Chromium (III) is a trace mineral that plays an important role in glucose and lipid metabolism in the body, in addition to being used in clinical formulations for the treatment of hypoglycemia. Chromium (Cr) deficiency in humans is known to cause insulin resistance and diabetes, however, effects of over exposure are not well studied or understood. This study aims to determine the feasibility of measuring Cr in skin using a portable InnovX XRF system at 40 kVp and 100 A with a mean beam energy of 20 keV. Calibration lines were developed for K-alpha and K-beta X-ray peaks using fiberglass resin phantoms with 1000 mg/L Cr(III) atomic standard solution, assuming a homogeneous distribution of Cr in skin. This assumption was validated through previously acquired XRF data from tissue cross-sections. Analysis of these data not only showed the presence of Cr in tissue samples, but also that Cr was distributed evenly across the tissue cross-section. Phantom concentrations were validated using delayed neutron activation analysis of fragments of each phantom via the neutron capture reaction Cr-50 (n,gamma)Cr-51. Minimum detection limit (MDL) of the XRF system was determined using these calibration lines to be 5 +/- 1 mu g/g. This system was used to acquire data from the skin surface of five different parts of the body on four cadavers through a 300 s acquisition at each location.
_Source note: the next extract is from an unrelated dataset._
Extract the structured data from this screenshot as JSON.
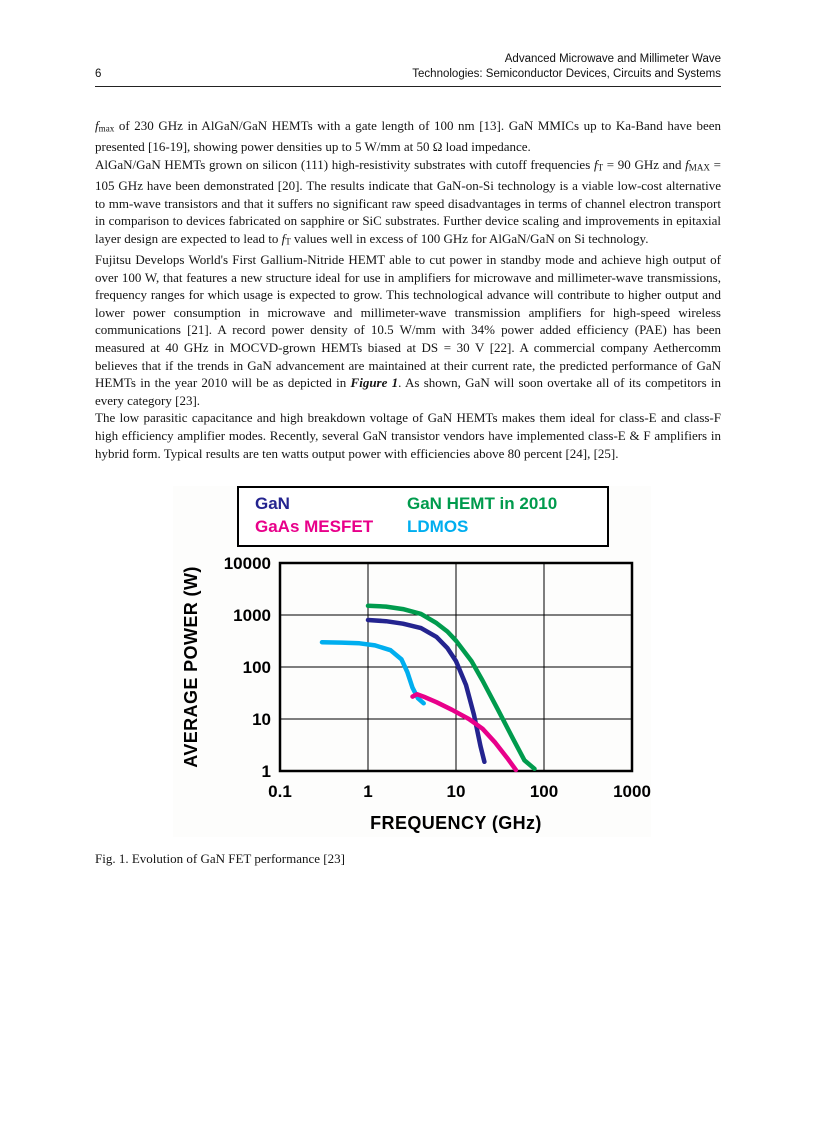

Cr was measurable at the 95% confidence level in 90% of the cadaver skin sites. The effective dose was determined to be 0.013 mu Sy which is small compared to a dental X-ray. However, the beam was very narrow so the skin dose delivered at the central axis of the beam was 201 mSv. Although the Cr levels did not vary significantly between the cadavers, the different parts of the body showed statistically significant differences in Cr levels. The XRF system used for this study shows promise as an effective monitoring tool for quantifying Cr levels in skin, although adjustments to produce a less collimated beam, and interrogate a larger area of skin, will be preferable so that the central dose is not as intense.